New Horizons continues with largely the same cast that was in season 2, even Lt. Yaphit the lovable pile of goo voiced by the late Norm MacDonald who I assume did all his voice work prior to his death. There is one notable addition to the cast in an actress named Anne Winters as ensign Charly Burke. Burke is a very interesting character in her first outing in the role considering her absolute disdain for the character Isaac, blaming him for the atrocities committed by his race. She softens up a bit as the season goes, but as with every character in The Orville she’s very complicated and comes with a distinct set of character traits that most shows like this do not dive into. It will be interesting to see how the character grows, and especially her interactions with Isaac.
This season also has some fun cameos and guest appearances such as Bruce Boxleitner as Union President Alcazar. All that said, the MVP award for the best actor and honestly overall best character in the show in season 3 has to be Peter Macon as Lieutenant Commander Bortus, a character that despite being wrapped in what appears to be 40 pounds of rubber masks and makeup, puts a lot of dramatic actors to shame here. I’m going to be honest that the type of character that Bortus is, the stoic war-like alien that doesn’t quite understand human culture, is always my favorite type of character in any sort of science fiction show, but he still goes the extra mile in this season. I’m sure Penny Johnson Jerald will take her crown back soon enough as Dr. Claire Finn is almost always the best character in the show otherwise.

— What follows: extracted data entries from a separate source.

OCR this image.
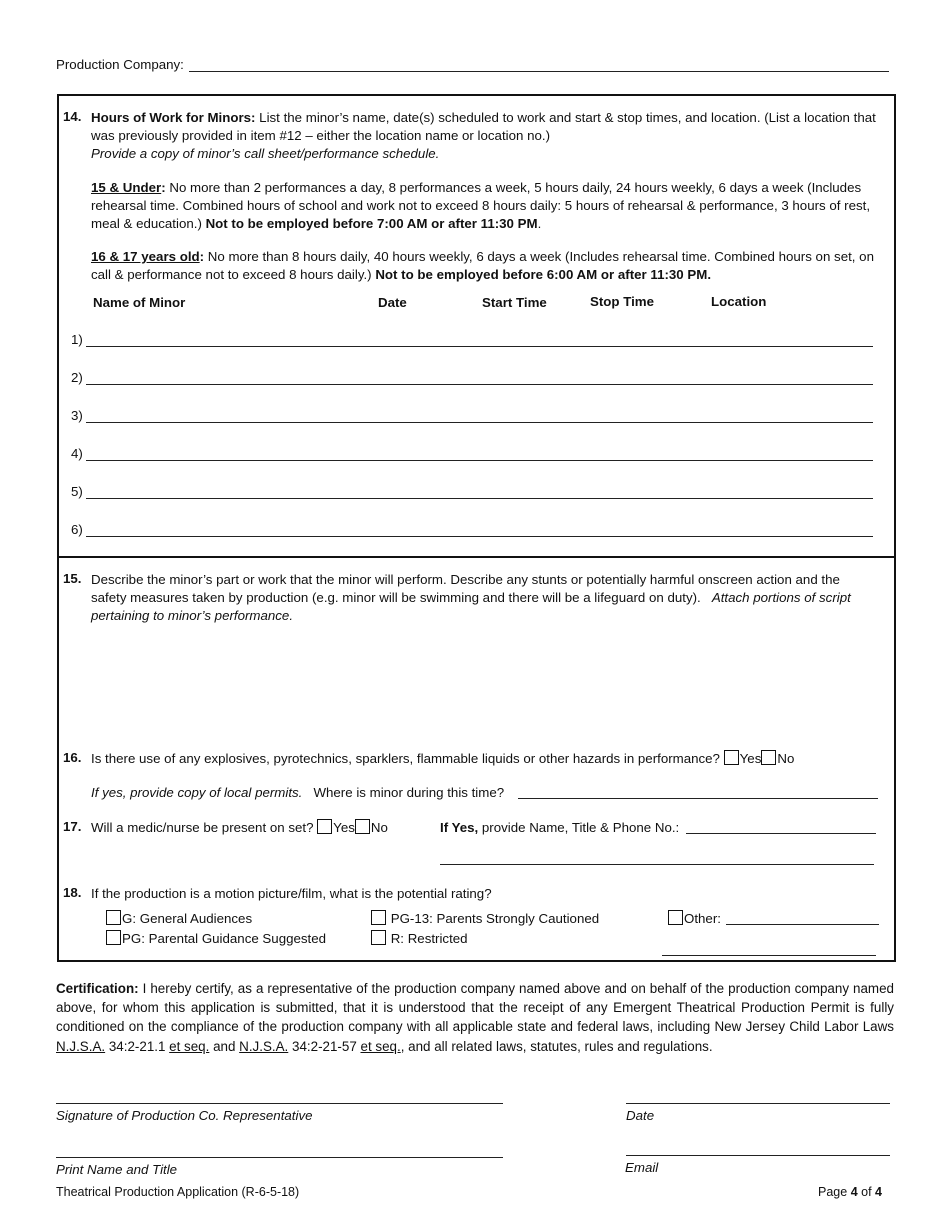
Production Company:
14. Hours of Work for Minors: List the minor’s name, date(s) scheduled to work and start & stop times, and location. (List a location that was previously provided in item #12 – either the location name or location no.)
Provide a copy of minor’s call sheet/performance schedule.
15 & Under: No more than 2 performances a day, 8 performances a week, 5 hours daily, 24 hours weekly, 6 days a week (Includes rehearsal time. Combined hours of school and work not to exceed 8 hours daily: 5 hours of rehearsal & performance, 3 hours of rest, meal & education.) Not to be employed before 7:00 AM or after 11:30 PM.
16 & 17 years old: No more than 8 hours daily, 40 hours weekly, 6 days a week (Includes rehearsal time. Combined hours on set, on call & performance not to exceed 8 hours daily.) Not to be employed before 6:00 AM or after 11:30 PM.
Name of Minor	Date	Start Time	Stop Time	Location
1)
2)
3)
4)
5)
6)
15. Describe the minor’s part or work that the minor will perform. Describe any stunts or potentially harmful onscreen action and the safety measures taken by production (e.g. minor will be swimming and there will be a lifeguard on duty). Attach portions of script pertaining to minor’s performance.
16. Is there use of any explosives, pyrotechnics, sparklers, flammable liquids or other hazards in performance? Yes No
If yes, provide copy of local permits. Where is minor during this time?
17. Will a medic/nurse be present on set? Yes No	If Yes, provide Name, Title & Phone No.:
18. If the production is a motion picture/film, what is the potential rating?
G: General Audiences
PG: Parental Guidance Suggested
PG-13: Parents Strongly Cautioned
R: Restricted
Other:
Certification: I hereby certify, as a representative of the production company named above and on behalf of the production company named above, for whom this application is submitted, that it is understood that the receipt of any Emergent Theatrical Production Permit is fully conditioned on the compliance of the production company with all applicable state and federal laws, including New Jersey Child Labor Laws N.J.S.A. 34:2-21.1 et seq. and N.J.S.A. 34:2-21-57 et seq., and all related laws, statutes, rules and regulations.
Signature of Production Co. Representative	Date
Print Name and Title	Email
Theatrical Production Application (R-6-5-18)	Page 4 of 4
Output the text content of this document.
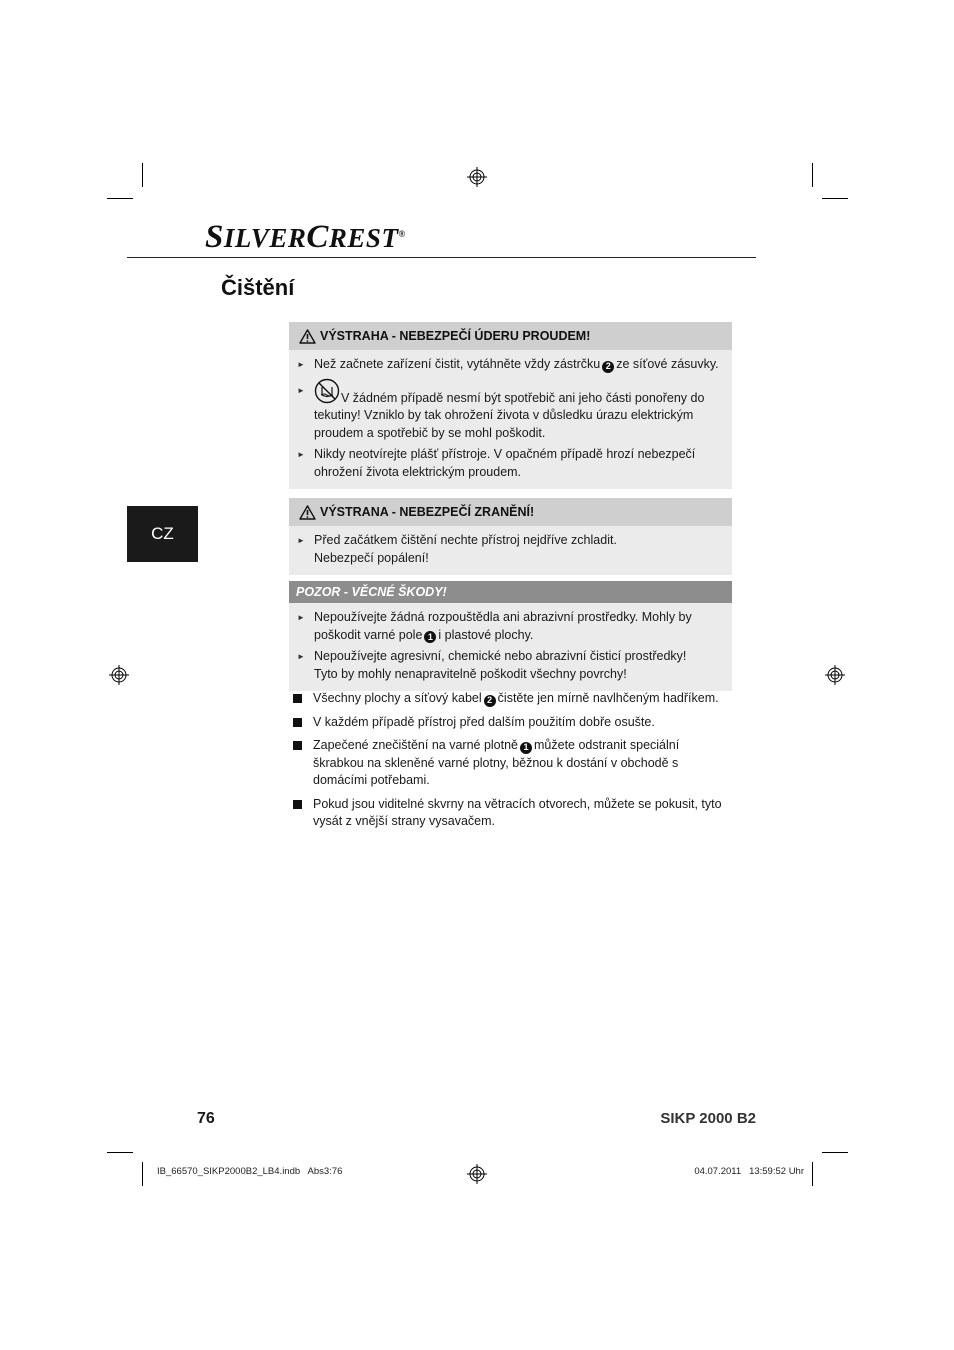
SILVERCREST®
Čištění
CZ
VÝSTRAHA - NEBEZPEČÍ ÚDERU PROUDEM!
► Než začnete zařízení čistit, vytáhněte vždy zástrčku 2 ze síťové zásuvky.
►
V žádném případě nesmí být spotřebič ani jeho části ponořeny do tekutiny! Vzniklo by tak ohrožení života v důsledku úrazu elektrickým proudem a spotřebič by se mohl poškodit.
► Nikdy neotvírejte plášť přístroje. V opačném případě hrozí nebezpečí ohrožení života elektrickým proudem.
VÝSTRANA - NEBEZPEČÍ ZRANĚNÍ!
► Před začátkem čištění nechte přístroj nejdříve zchladit.
Nebezpečí popálení!
POZOR - VĚCNÉ ŠKODY!
► Nepoužívejte žádná rozpouštědla ani abrazivní prostředky. Mohly by poškodit varné pole 1 i plastové plochy.
► Nepoužívejte agresivní, chemické nebo abrazivní čisticí prostředky!
Tyto by mohly nenapravitelně poškodit všechny povrchy!
Všechny plochy a síťový kabel 2 čistěte jen mírně navlhčeným hadříkem.
V každém případě přístroj před dalším použitím dobře osušte.
Zapečené znečištění na varné plotně 1 můžete odstranit speciální škrabkou na skleněné varné plotny, běžnou k dostání v obchodě s domácími potřebami.
Pokud jsou viditelné skvrny na větracích otvorech, můžete se pokusit, tyto vysát z vnější strany vysavačem.
76	SIKP 2000 B2
IB_66570_SIKP2000B2_LB4.indb   Abs3:76	04.07.2011   13:59:52 Uhr
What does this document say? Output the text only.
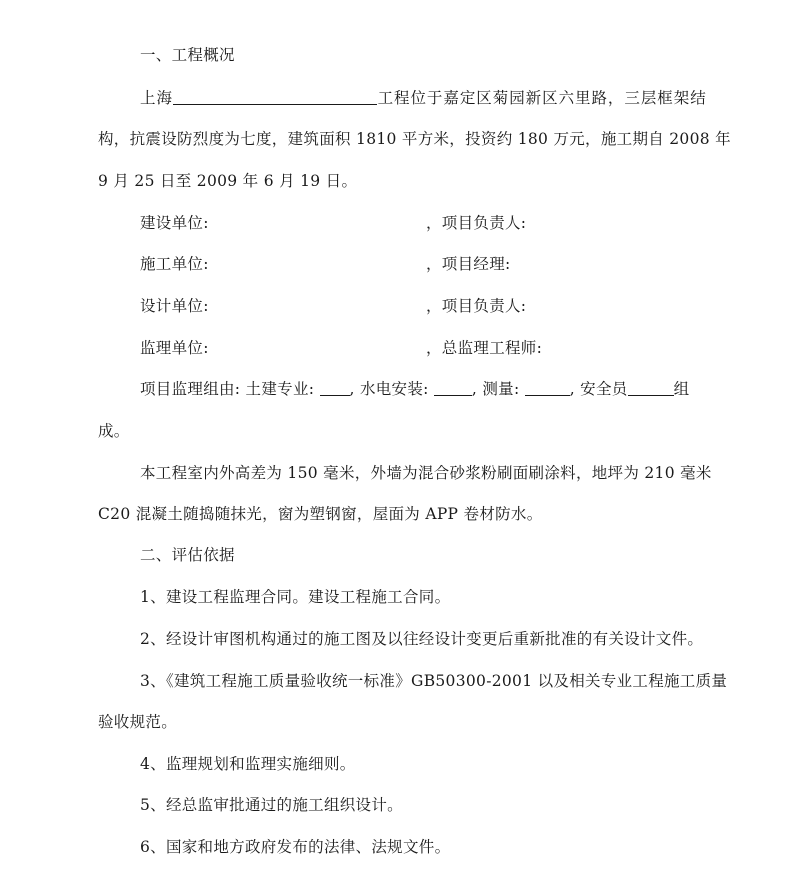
一、工程概况
上海	工程位于嘉定区菊园新区六里路，三层框架结
构，抗震设防烈度为七度，建筑面积 1810 平方米，投资约 180 万元，施工期自 2008 年
9 月 25 日至 2009 年 6 月 19 日。
建设单位:	，项目负责人:
施工单位:	，项目经理:
设计单位:	，项目负责人:
监理单位:	，总监理工程师:
项目监理组由: 土建专业: , 水电安装: , 测量:	, 安全员	组
成。
本工程室内外高差为 150 毫米，外墙为混合砂浆粉刷面刷涂料，地坪为 210 毫米
C20 混凝土随捣随抹光，窗为塑钢窗，屋面为 APP 卷材防水。
二、评估依据
1、建设工程监理合同。建设工程施工合同。
2、经设计审图机构通过的施工图及以往经设计变更后重新批准的有关设计文件。
3、《建筑工程施工质量验收统一标准》GB50300-2001 以及相关专业工程施工质量
验收规范。
4、监理规划和监理实施细则。
5、经总监审批通过的施工组织设计。
6、国家和地方政府发布的法律、法规文件。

I think one of the best things about New Horizons is possibly going to be an issue for the show moving forward and that is the budget. This show looks absolutely fantastic, I’m not sure if Hulu are spending more money on the episodes vs Fox but it absolutely looks like they are with some of the special effects rivaling that of Hollywood movies this time around. Alien worlds are lush and vibrant and unlike other genre television shows they aren’t filmed entirely in the same forest in Canada. Granted, most of this is probably all done through green screen in computer generated effects, but I really hope that the show can maintain enough of an audience that Hulu will see this as one of their pillars in their original programming wheelhouse.
If you are a fan of the last two seasons of The Orville, or possibly a lapsed Star Trek fan, I cannot recommend the show enough and hope that fans can build enough goodwill with the network that its production continues long into the future. I still have five episodes to watch this season, but I don’t feel that that will sufficiently wrap everything up in a way that will make me sit there and think, “yeah this is good as it stands”. if you can handle the political messaging within the show and have a good sense of humor The Orville: New Horizons has been must watch TV for me and honestly the main reason to have Hulu right now.